Dependencia extrema del coste laboral. La advertencia sobre la alta sensibilidad de los márgenes a los costes de personal no es menor. En empresas intensivas en mano de obra cualificada, cualquier tensión salarial, rotación de talento o cambio regulatorio impacta directamente en la rentabilidad. Desde un punto de vista estratégico, esto convierte a la empresa en vulnerable y poco resiliente, justo lo contrario de lo que se espera de un activo estratégico.
“No se pone dinero para perderlo” no es un argumento estratégico. Insistir en que la operación no busca perder dinero traslada el debate al plano de la rentabilidad financiera, no al del interés general. Una inversión puede ser rentable y, aun así, no ser estratégica para un país o una región. Confundir ambos planos lleva a justificar con dinero público operaciones que podrían haber realizado perfectamente inversores privados.
Descalificar el debate no sustituye al análisis. Restar valor a las críticas calificándolas de “elucubraciones” y ampararse en que el informe de Kutxa no es público no contribuye a generar confianza. Al contrario: en operaciones que se presentan como estratégicas, la transparencia y el contraste de opiniones deberían ser un requisito, no una molestia.

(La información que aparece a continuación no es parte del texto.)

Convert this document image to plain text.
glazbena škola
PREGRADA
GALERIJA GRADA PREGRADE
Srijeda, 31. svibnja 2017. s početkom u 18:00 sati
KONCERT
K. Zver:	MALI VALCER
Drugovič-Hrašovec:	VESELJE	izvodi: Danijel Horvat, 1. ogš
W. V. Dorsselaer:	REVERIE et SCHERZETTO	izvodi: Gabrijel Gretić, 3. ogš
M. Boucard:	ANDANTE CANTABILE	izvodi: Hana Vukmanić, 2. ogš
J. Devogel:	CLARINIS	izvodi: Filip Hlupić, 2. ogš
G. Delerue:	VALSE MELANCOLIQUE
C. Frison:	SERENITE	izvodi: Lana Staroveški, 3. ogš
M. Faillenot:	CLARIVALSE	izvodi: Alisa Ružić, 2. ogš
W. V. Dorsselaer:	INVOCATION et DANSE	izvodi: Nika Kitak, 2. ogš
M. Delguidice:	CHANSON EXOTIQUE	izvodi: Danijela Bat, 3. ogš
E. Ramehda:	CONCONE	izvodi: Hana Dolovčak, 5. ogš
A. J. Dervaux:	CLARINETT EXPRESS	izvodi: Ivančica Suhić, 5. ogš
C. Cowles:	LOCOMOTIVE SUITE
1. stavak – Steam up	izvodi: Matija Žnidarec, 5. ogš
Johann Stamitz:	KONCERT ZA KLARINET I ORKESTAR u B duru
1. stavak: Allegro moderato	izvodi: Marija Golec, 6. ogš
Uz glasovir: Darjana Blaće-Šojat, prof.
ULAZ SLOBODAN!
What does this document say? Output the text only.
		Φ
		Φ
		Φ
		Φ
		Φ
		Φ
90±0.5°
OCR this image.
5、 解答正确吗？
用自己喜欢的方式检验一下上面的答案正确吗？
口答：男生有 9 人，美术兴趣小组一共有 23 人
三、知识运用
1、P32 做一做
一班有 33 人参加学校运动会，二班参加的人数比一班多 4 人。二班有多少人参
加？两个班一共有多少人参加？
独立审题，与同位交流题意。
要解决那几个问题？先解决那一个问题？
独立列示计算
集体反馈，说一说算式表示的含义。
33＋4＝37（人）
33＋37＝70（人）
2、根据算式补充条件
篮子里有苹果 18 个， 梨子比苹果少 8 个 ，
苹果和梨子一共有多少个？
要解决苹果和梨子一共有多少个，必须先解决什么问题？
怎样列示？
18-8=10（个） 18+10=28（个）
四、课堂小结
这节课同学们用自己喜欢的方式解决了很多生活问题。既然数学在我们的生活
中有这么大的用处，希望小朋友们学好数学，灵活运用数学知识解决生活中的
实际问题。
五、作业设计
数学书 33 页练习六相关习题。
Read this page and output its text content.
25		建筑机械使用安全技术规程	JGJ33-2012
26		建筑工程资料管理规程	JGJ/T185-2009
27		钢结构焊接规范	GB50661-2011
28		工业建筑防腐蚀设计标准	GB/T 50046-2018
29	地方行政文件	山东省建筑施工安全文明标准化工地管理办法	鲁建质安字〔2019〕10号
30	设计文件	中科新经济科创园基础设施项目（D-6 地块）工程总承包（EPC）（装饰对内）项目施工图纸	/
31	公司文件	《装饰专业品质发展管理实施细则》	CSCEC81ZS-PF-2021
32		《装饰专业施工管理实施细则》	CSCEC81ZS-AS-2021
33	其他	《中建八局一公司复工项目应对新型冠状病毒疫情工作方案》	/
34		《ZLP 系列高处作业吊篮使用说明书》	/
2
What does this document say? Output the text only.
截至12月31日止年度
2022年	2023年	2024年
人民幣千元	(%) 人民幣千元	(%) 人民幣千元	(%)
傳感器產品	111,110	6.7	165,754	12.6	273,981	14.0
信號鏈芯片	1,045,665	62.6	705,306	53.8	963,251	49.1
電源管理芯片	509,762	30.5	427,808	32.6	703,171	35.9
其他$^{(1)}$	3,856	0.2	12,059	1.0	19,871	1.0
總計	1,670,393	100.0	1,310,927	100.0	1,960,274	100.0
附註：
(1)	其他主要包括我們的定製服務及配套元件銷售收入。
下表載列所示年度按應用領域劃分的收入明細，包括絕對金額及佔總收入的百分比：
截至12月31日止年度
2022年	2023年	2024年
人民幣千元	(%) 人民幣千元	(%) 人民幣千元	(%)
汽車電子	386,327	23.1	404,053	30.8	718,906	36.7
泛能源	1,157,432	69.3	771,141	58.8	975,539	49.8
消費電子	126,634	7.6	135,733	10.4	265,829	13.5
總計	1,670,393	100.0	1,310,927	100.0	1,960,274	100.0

Conclusión: Ayesa-Ibermática puede ser una empresa viable, incluso rentable, pero eso no la convierte automáticamente en estratégica. No controla tecnología crítica, no define estándares, no lidera un nicho diferencial y ya demostró que su vínculo con el territorio es flexible. Llamar “estratégico” a este tipo de operaciones debilita el concepto y distrae recursos y atención de apuestas verdaderamente transformadoras para la economía vasca.